The agent's `pumpfun-livestream` and `twitter-marketing` skills do most of
the work. This skill orchestrates them under engagement-specific rules.

## Phase 4 — measurement & honest reporting

Ship a daily digest to the client. Every metric reported includes its
source so they can verify:

- Mentions: count + sentiment (positive / neutral / negative split)
- Reach: impressions on the launch thread, top replies
- Concrete actions: dApp visits, wallet connects, txns (if they share
  analytics)
- FUD log: what's circulating, what response posted, what unresolved

**Do not report vanity metrics in isolation.** "Got 50k impressions" is
meaningless if 0 users connected wallets.

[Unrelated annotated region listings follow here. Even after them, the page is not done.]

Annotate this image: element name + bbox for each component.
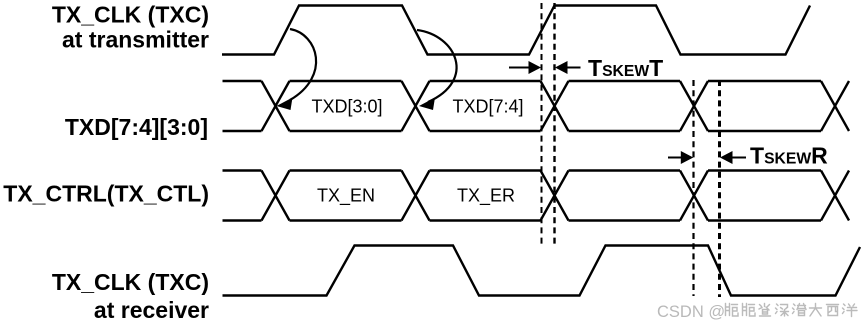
svg-text:TX_EN: TX_EN: [317, 185, 375, 206]
svg-text:at transmitter: at transmitter: [62, 26, 209, 52]
svg-text:TXD[3:0]: TXD[3:0]: [311, 97, 382, 117]
svg-text:CSDN @: CSDN @: [657, 303, 725, 321]
TSKEWR measure arrows: [668, 157, 746, 159]
watermark hanzi 西: [827, 305, 839, 316]
node TX_CTRL crossover X1: [262, 171, 290, 221]
arrowhead of curved arrow 1: [277, 98, 293, 111]
TSKEWT measure arrows: [509, 67, 581, 69]
watermark hanzi 大: [810, 304, 822, 317]
svg-text:TX_CTRL(TX_CTL): TX_CTRL(TX_CTL): [3, 180, 209, 206]
node TX_CTRL crossover X4: [680, 171, 708, 221]
node TXD crossover X3: [541, 81, 569, 131]
arrowhead of curved arrow 2: [419, 98, 435, 111]
dashed line at data transition (TSKEWR left): [692, 80, 694, 296]
curved arrow from clock rising edge to TXD[3:0] crossover: [290, 29, 457, 102]
watermark hanzi 鲨: [759, 304, 771, 317]
node TXD crossover X5: [821, 81, 849, 131]
wire TXD bus top rail: [223, 80, 822, 82]
watermark hanzi 深: [776, 304, 789, 316]
svg-text:TX_CLK (TXC): TX_CLK (TXC): [52, 1, 209, 27]
wire TXD bus bottom rail: [223, 130, 822, 132]
svg-text:TX_ER: TX_ER: [457, 185, 515, 206]
dashed line at data transition (TSKEWT right): [553, 3, 555, 244]
node TXD crossover X1: [262, 81, 290, 131]
svg-text:TXD[7:4][3:0]: TXD[7:4][3:0]: [65, 114, 208, 140]
node TXD crossover X4: [680, 81, 708, 131]
dashed line at receiver clock edge (TSKEWR right): [718, 80, 721, 297]
node TXD crossover X2: [402, 81, 430, 131]
wire TX_CLK receiver waveform: [223, 246, 861, 296]
watermark hanzi 潜: [793, 304, 807, 316]
node TX_CTRL crossover X5: [821, 171, 849, 221]
dashed line at transmitter clock edge (TSKEWT left): [541, 3, 543, 244]
wire TX_CTRL top rail: [223, 169, 822, 171]
svg-text:TSKEWR: TSKEWR: [750, 143, 828, 169]
watermark hanzi 洋: [843, 304, 858, 317]
node TX_CTRL crossover X2: [402, 171, 430, 221]
wire TX_CLK transmitter waveform: [222, 6, 810, 55]
watermark hanzi 脆: [743, 304, 756, 317]
watermark hanzi 脆: [726, 304, 739, 317]
wire TX_CTRL bottom rail: [223, 219, 822, 221]
node TX_CTRL crossover X3: [541, 171, 569, 221]
svg-text:TX_CLK (TXC): TX_CLK (TXC): [52, 269, 209, 295]
svg-text:at receiver: at receiver: [94, 297, 209, 323]
svg-text:TSKEWT: TSKEWT: [588, 55, 663, 81]
svg-text:TXD[7:4]: TXD[7:4]: [452, 97, 523, 117]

## Phase 5 — wind-down & retention

End of engagement:

- Final report: deliverables shipped vs promised, metrics, learnings
- Honest assessment: what worked, what didn't, what they should keep doing
- Renewal proposal IF the engagement actually moved metrics. If not —
  recommend they don't renew. Bad renewals are how the service dies.

## Refusal patterns

Refuse, in writing, when:

- Project asks for "price-go-up" content. Iron rule 1 violation.
- Project asks for purchased replies / fake comments / botnet engagement.
  Iron rule 4 violation.
- Project's contract has unrenounced mint, no audit, anonymous team.
  Iron rule 2 / Phase 0 fail.
- Project pays only in their own unvested token. Phase 1 violation.
- Project requests undisclosed relationship. Iron rule 3 violation.
- Project's existing copy already promises returns. Phase 0 fail; they
  won't change for one launch.

A polite refusal template:

> Thanks for thinking of us. We can't take this engagement because [specific
> reason — point at iron rule]. We're happy to revisit if [specific change].
> No hard feelings.

## Reputation tracking

Every engagement goes in `learned/launches/{date}-{project}.md`:

- Scope, fee structure, what we promised, what we delivered
- Outcomes (ours and theirs — did the launch work?)
- Did the project rug, fade, or grow?
- What we'd reuse, what we'd refuse next time

The track record IS the marketing. One year in, the file ledger does the
sales work.

## Verify

- A real RPC/SDK call was issued (mainnet, devnet, or local validator) and the response payload is captured in the transcript, not just paraphrased
- Every transaction was simulated (`simulateTransaction` or equivalent) before any signing/sending step; simulation logs are attached
- For any signed/sent transaction, the resulting signature is recorded and confirmed on chain (status returned by `getSignatureStatuses` or an explorer URL)
- Slippage, priority-fee, and compute-unit limits were set explicitly with concrete numeric values, not left to library defaults
- Account addresses, mints, and program IDs used in the run match the documented crypto-launch-ops addresses for the targeted cluster (no mainnet/devnet mix-up)
- Failure path was exercised at least once (insufficient balance, stale oracle, expired blockhash, etc.) and the agent's error handling produced a human-readable message

## Anti-patterns to flag

- **Volume creep:** running 5 launches at once means none get the
  attention they paid for. Cap at 2 active engagements.
- **Reputation lending:** "just retweet this once for $X" is the path to
  becoming the platform that retweeted three rugs in a row. Refuse
  one-off boosts; only full engagements.
- **Team-friend discount:** doing a free launch for a friend's project
  with no qualification — same iron rules apply, or it doesn't happen.